Even those house-proud indoor cats are liable to pick up an infection if they eat infected insects or rodents, or if they pick up worm eggs from contaminated bedding or clothing, so all cat owners should be vigilant against the worm.
Strongid Side Effects
The probability of any side effects resulting from the use of Strongid is for the most part small, although caution is always prudent as there are a number of known consequences for some specific cases. If your kitten is very seriously affected and there is a high amount of worms present in her intestine, she will likely develop a bit of a bulge as a result of her intestines reacting to the change of losing the worms. If your pet is particularly not well, i.e. incredibly ill, you should avoid using Strongid if there is no evidence of the cause of their illness. Also avoid use if your cat is allergic or severely sensitive to the drug.
Otherwise, in general cases your cat’s digestion habits may be disrupted – which can present itself either by diarrhoea, constipation or sickness. Obviously, if the intensity of their reaction seems to be unusual, take him to the vet. Generally, though, your pet shouldn’t expect too much disturbance, as Strongid is a rather mild medication.
Using Strongid for Tapeworms
Tapeworms are different to other kinds of parasites such as hookworms, and they can’t be treated with Strongid.
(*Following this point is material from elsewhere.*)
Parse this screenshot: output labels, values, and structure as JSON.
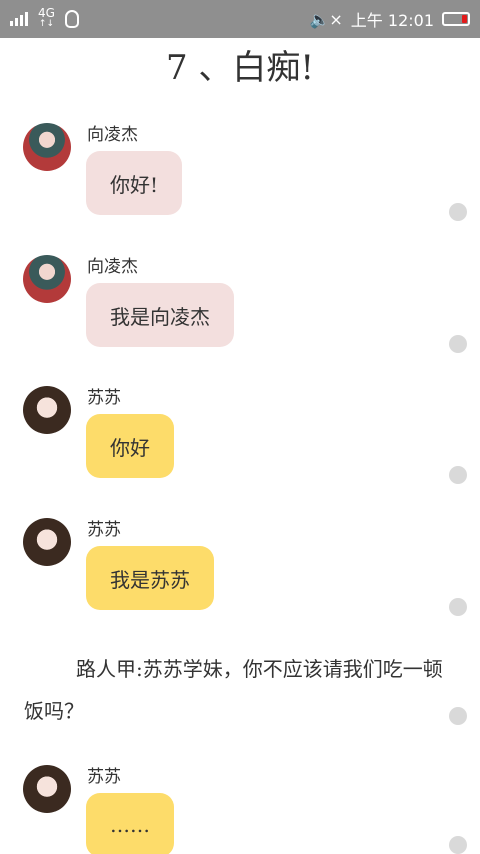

As such, it is important to distinguish the nature of your pet’s infection, but the vet should easily be able to prescribe a suitable medication by examining some droppings
If you are vigilant enough, you could discriminate between tapeworm and other sorts of infection by their distinct symptoms. Firstly, cats will really only be affected with tapeworms if they either eat an infected mouse or have fleas.
Once infected, there will be little whitish markings on their poo. These will somewhat resemble small grains of rice or sesame seeds, and will be bigger than the eggs which are present in faeces infected with hookworm.
You should always be careful with Strongid as, likewise to any form of medication, it can be dangerous to cats if incorrectly administered. It would therefore always be advisable to consult a vet before you start any round of treatment, even if you have an idea yourself as to the problem at hand.
Is One Dose Enough for My Cat?
Upon consultation with your vet, he may prescribe you Strongid for your cat. The specific dosage prescribed can vary according to individual circumstance, and one dose may well be sufficient to eliminate a cat’s condition.
Perhaps more often, however, vets will propose that this initial dose should be followed up after a few weeks with another. This is probably the most common prescription, but it really just depends on whether there are any signs of infection subsequent to treatment. Usually the first dose is strong enough to kill of the worms themselves, but aren’t able to get rid of the eggs as well. Thus, it important to keep an eye on the poo until you are sure that your cat is completely clean.